Tutti questi cambiamenti e queste piattaforme però hanno reso meno im-mediato il rapporto interpersonale con gli altri. Ci hanno diviso o meglio allontanato anziché unirci. Ci hanno dato modo di comunicare questo è vero, ma a chi? E con che titolo? E da quale pulpito? E chi controlla quello che diciamo o vediamo on-line? Cadono dunque tutti i limiti e le barriere fisiche costruiti con attenzione e cura dalle generazioni precedenti, abbattuti in un solo colpo tutti i controlli nei confronti delle giovani generazioni.

Inoltre, nell’arco di meno di cinquant’anni sono scomparsi una serie di luoghi di aggregazione: difficile ormai vedere chiese affollate, tranne per eventi straordinari o funerali di stato ad esempio. Non ci sono più comizi in piazza sostituiti da dirette on-line e da comparsate in televisione. Scomparso quasi del tutto lo scambio o la condivisione di idee. Molto più facile invece parlare dietro lo schermo di un pc, aggredendo chiunque la pensi diversamente da noi. Scomparsi anche i punti di riferimento, gli opinion leader e i grandi comunicatori. Tranne rare eccezioni, difficile sentire ormai voci fuori dal coro.  E i negozi? Pochi resistono e continuano con grande resilienza a tenere la saracinesca alzata.
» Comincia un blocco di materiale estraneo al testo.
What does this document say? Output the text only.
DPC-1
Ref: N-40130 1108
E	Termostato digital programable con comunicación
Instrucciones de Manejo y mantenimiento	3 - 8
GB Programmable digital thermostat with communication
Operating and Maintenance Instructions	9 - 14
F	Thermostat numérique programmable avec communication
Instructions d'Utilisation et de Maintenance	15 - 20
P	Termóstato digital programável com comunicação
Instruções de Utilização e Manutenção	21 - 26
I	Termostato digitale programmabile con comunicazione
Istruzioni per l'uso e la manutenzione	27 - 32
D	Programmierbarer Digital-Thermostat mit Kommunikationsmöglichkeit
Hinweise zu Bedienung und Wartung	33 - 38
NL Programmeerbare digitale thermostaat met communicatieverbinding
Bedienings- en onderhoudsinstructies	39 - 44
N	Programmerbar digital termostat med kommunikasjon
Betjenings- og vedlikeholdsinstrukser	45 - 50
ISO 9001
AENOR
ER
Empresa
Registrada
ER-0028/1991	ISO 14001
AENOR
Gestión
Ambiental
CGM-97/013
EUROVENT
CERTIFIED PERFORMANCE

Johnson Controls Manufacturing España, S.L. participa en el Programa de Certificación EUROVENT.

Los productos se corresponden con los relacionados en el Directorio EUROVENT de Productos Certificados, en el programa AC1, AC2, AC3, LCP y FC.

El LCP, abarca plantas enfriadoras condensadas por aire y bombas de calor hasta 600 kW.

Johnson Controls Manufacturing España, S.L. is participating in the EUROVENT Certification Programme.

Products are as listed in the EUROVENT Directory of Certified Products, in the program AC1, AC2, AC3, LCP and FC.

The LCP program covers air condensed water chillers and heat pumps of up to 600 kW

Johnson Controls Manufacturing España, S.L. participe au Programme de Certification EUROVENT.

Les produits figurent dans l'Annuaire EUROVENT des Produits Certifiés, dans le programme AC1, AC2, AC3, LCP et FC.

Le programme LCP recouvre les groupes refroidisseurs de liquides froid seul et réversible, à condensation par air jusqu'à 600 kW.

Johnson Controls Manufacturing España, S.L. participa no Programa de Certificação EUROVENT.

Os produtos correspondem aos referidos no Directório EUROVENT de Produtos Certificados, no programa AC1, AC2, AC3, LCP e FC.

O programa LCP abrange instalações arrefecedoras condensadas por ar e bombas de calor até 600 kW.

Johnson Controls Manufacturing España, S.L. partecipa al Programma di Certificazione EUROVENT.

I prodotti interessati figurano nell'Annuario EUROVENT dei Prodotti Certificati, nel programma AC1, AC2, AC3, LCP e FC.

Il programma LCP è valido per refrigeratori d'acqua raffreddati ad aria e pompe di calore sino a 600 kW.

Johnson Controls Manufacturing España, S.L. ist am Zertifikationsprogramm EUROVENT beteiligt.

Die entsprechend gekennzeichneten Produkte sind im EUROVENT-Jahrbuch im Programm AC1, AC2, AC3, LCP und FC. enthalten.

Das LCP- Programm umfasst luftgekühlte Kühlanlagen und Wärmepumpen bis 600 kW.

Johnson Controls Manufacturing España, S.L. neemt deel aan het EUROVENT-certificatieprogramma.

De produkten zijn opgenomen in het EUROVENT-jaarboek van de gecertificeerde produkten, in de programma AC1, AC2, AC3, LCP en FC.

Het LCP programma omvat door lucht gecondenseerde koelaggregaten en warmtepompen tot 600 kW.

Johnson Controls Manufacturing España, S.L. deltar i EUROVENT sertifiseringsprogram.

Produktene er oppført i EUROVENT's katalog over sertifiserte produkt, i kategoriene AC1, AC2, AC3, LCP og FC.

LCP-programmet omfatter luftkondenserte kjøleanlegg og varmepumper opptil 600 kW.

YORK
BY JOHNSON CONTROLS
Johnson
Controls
Ecco allora che queste piattaforme, questi spazi virtuali aperti, hanno dato modo al lato più oscuro del nostro inconscio di venire a galla. Ci hanno consentito sì accessi facili, liberi e gratuiti ma a contenuti sbagliati. Sono aumentate le violenze online e i leoni da tastiera. Le piattaforme si sono riempite di “amici” e di “followers” surreali spingendo molti adolescenti della Gen-Z ad indicare quasi come trofeo quanti fossero i propri followers su altre piattaforme (ultima in ordine di tempo Tik-tok).

Aumentano allora le sfide online, e i challenge, forse la parola Blue whale vi sembrerà familiare: si tratta di una serie di sfide estreme che hanno spinto numerosi adolescenti fino all’autolesionismo o peggio al suicidio. E ancora le sfide senza (un) fine tra youtubers, le corse sfrenate superando ogni limite dove a rimetterci la vita sono alla fine poveri innocenti. Fino all’ultimo terribile atto, lo stupro di massa. Anche se, più che di massa, sarebbe stato più opportuno parlare di stupro adolescenziale. Una violenza fisica ma che probabilmente parte da una violenza più profonda. Attaccare anziché difendere una persona indifesa, cosa c’è di più vile?

Si tratta di una generazione allo sbando? Probabilmente. Ma è una generazione che ci sta chiedendo aiuto a gran voce, utilizzando ogni mezzo a sua disposizione per essere al centro dell’attenzione. Una generazione sola cresciuta seguendo le nostre orme e i nostri esempi sbagliati ma senza essere controllata, pertanto la colpa va divisa in parti uguali. Non è possibile lavarsene le mani in maniera salomonica. È una generazione che non va lasciata da sola, ma va seguita, ascoltata aiutata e compresa.

Come diceva Primo Levi nel suo libro I sommersi e i salvati “la comunicazione genera l’informazione e senza informazione non si vive”. Perché all’eclissi della parola segue l’indifferenza definitiva del genere umano.

E se, come fatto per i morti di Covid e per quelli del conflitto russo-ucraino, si continuerà a normalizzare eventi così atroci, non avrà certo più senso chiedersi poi “Com’è potuto accadere?”